"People don't come to Denali and other parks in Alaska to look at bumblebees, but they should,” says Jessica Rykken, entomologist for Denali National Park and Preserve.
"People don't come to Denali and other parks in Alaska to look at bumblebees, but they should,” says Jessica Rykken, entomologist for Denali National Park and Preserve. The “Last Frontier” state may be known for supersized wildlife, from bears to moose, but on a smaller scale, the diversity of bumblebees (or bumble bees, depending on whom you ask) there is unusually high, and powers entire ecosystems.
“Bringing in that next generation of plants to provide habitat for caribou or moose or any large herbivore, and then the carnivores that depend on them, that’s all tied to pollinators,” says wildlife biologist Casey Burns, with the Bureau of Land Management in Alaska. “Arguably, I think they are the most important wildlife group for ecological function.”

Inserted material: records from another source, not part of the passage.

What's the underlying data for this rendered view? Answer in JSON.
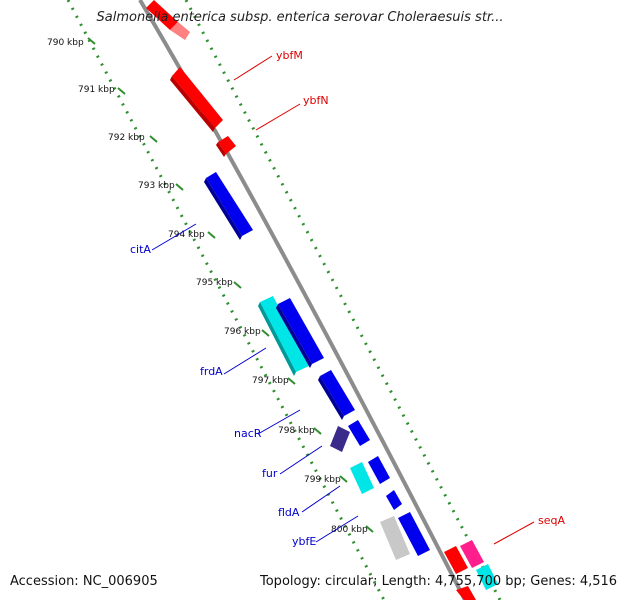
{
  "title": "Salmonella enterica subsp. enterica serovar Choleraesuis str...",
  "footer": {
    "accession": "Accession: NC_006905",
    "summary": "Topology: circular; Length: 4,755,700 bp; Genes: 4,516"
  },
  "colors": {
    "backbone": "#8c8c8c",
    "tick_dots": "#2f8f2f",
    "forward_gene": "#ff0000",
    "reverse_gene": "#0000ee",
    "cyan_gene": "#00e6e6",
    "dark_gene": "#3a2a8a",
    "gray_gene": "#c8c8c8",
    "magenta_gene": "#ff1e8c",
    "label_red": "#dd0000",
    "label_blue": "#0000cc"
  },
  "ticks": [
    {
      "label": "790 kbp"
    },
    {
      "label": "791 kbp"
    },
    {
      "label": "792 kbp"
    },
    {
      "label": "793 kbp"
    },
    {
      "label": "794 kbp"
    },
    {
      "label": "795 kbp"
    },
    {
      "label": "796 kbp"
    },
    {
      "label": "797 kbp"
    },
    {
      "label": "798 kbp"
    },
    {
      "label": "799 kbp"
    },
    {
      "label": "800 kbp"
    }
  ],
  "gene_labels": {
    "ybfM": "ybfM",
    "ybfN": "ybfN",
    "citA": "citA",
    "frdA": "frdA",
    "nacR": "nacR",
    "fur": "fur",
    "fldA": "fldA",
    "ybfE": "ybfE",
    "seqA": "seqA"
  }
}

Bumblebees are not the only native pollinators in the northernmost US state. There are scores of other native bee species, and native flies also play a significant role (as do several butterfly species). But Alaska’s bumblebees stand out both in numbers—“We have, overall, fairly low diversity of bees, but we have a very high proportion of bumblebees,” says Rykken—and in the reasons for their success. And while many bumblebee species in the Lower 48 are declining, Alaskan members of the genus Bombus appear to be thriving. Now, researchers and conservationists are embarking on an unprecedented effort to figure out just how many bees, including bumbles, are buzzing around their enormous and largely unsurveyed state. The first-ever Alaskan bee atlas project is underway, and bumblebees will play a starring role.